Al poco dejaron de tensarse las cuerdas.

– Ya han llegado -dijo Maleza.

– ¡Silencio! No os mováis -dijo Plinio al tiempo que se tumbaba en tierra, con la oreja pegada al brocal del pozo.

Para mejor agudizar el oído entornaba los ojos y arrugaba la frente. Todos los presentes contenían la respiración. Por fin, con mucha más intensidad de la que era de esperar, se oyó un silbato.

– ¡Ahí está! -dijo Plinio con voz ronca.

Se puso en pie y, por un momento, los cuatro hombres se miraron con emoción. Luego, del coche sacó una larga maroma con un lazo corredizo en un extremo, y comenzó a soltarla al tiempo que voceaba:

– ¡Ahí va!

Cuando fue el momento oportuno, Maleza y el guardia comenzaron a tirar de la cuerda ya con la presa. Lo hacían lentamente y sólo se oía el rozar de la maroma sobre el borde de piedra del pozo.

Plinio y don Lotario, sin ver nada absolutamente miraban hacia el negro agujero. La pareja tiraba de la cuerda con mucho tiento, como si temieran lastimar a quien pendía del extremo. -¿Pesa? -casi musitó don Lotario.
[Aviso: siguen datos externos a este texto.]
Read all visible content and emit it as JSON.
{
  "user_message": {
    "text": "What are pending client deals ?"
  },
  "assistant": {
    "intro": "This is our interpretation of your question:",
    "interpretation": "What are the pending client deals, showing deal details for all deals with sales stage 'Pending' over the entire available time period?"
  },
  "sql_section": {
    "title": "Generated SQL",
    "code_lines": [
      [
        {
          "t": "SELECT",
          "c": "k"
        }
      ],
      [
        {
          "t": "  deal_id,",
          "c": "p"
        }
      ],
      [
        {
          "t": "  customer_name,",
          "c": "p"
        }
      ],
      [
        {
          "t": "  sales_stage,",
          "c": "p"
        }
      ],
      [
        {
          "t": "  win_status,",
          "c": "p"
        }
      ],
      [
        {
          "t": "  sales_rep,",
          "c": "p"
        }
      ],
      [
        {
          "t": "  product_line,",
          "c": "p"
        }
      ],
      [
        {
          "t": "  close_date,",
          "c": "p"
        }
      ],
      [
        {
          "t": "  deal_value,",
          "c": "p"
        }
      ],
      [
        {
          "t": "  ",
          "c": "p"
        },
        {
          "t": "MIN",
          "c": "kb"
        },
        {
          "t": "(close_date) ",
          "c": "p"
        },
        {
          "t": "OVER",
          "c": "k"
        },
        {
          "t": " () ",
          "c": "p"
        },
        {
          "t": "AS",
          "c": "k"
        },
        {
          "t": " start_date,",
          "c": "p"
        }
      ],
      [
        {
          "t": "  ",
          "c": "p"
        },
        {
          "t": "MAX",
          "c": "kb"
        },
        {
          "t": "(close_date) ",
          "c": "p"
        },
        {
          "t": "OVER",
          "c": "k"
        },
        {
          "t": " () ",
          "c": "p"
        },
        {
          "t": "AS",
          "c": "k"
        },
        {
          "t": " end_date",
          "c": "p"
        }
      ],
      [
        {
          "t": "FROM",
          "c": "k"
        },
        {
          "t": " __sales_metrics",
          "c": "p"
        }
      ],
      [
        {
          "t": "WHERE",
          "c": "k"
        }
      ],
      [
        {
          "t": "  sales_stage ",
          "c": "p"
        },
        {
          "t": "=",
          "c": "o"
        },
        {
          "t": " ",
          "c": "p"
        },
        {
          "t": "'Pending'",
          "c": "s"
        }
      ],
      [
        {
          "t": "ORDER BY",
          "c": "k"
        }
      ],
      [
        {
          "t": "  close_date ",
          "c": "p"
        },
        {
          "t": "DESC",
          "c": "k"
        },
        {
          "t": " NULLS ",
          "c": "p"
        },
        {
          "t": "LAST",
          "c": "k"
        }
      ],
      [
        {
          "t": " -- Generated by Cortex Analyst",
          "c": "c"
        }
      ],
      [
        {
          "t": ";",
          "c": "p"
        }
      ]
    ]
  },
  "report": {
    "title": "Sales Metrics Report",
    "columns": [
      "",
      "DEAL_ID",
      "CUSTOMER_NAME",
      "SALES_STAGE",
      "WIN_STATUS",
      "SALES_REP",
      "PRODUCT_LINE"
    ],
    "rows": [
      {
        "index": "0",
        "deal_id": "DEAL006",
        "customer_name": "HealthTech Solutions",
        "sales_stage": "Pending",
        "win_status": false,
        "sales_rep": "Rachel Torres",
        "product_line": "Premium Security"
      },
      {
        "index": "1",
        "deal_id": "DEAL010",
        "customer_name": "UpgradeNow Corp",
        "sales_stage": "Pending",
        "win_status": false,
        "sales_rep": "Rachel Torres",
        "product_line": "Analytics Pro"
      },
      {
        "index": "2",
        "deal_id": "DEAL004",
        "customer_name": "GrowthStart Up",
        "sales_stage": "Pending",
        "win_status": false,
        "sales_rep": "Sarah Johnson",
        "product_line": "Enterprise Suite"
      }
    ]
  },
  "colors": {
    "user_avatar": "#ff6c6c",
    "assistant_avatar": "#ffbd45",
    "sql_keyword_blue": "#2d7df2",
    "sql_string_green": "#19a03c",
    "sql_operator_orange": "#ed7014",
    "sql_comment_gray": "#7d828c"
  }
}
Maleza hizo un gesto afirmativo.

Plinio, en silencio, y sin dejar de mirar al pozo, dio la petaca a don Lotario. Ambos liaron maquinalmente. Apenas hubieron encendido, Plinio miró de nuevo y dijo:

– Ya está aquí.

El cuerpo venía atado de los pies, cabeza abajo. El jefe y el veterinario no tuvieron más remedio que echarle mano para acabarlo de sacar, cuando llegó a la boca del pozo.

Todo el cuerpo, ropa y carne, estaba embadurnado de una especie de barrillo gris plomo. Parecía en su totalidad una estatua hecha de esta materia. Lo dejaron tumbado en tierra. Plinio y el veterinario lo contemplaban en silencio, ya sin emoción, los otros dos guardias tensaban la maroma de los dos poceros que ascendían.

El cuerpo del muerto presentaba una figura rara. Estaba doblado con los brazos hacia atrás de la cabeza. Los ojos abiertos estaban cubiertos del lodo gris. La boca no se distinguía.

– ¿Lo reconoces, Manuel?

Manuel dijo que no con la cabeza. Luego, añadió:

– Yo no lo conocía, ¿y usted?

– Yo tengo idea de haberlo visto pasear con la chica, pero ahora, la verdad, no podría decir…

– Es él -dijo Maleza, al tiempo que resollaba por la fatiga que le produjo el esfuerzo.

Y mientras seguía sacando la maroma.

Plinio lo miró, incrédulo de su observación.

– Que sí, jefe…

– ¿Era rubio o moreno?

Y quedó mirando con guasa a su subordinado.

– Hombre…

– ¡Ay, que eres un voceras…!

– Habrá que lavarlo -dijo don Lotario.

– Desde luego.

Por fin, aparecieron los poceros, jadeantes, pringados de barro gris. Se quitaron el casco y se miraron ropas y manos.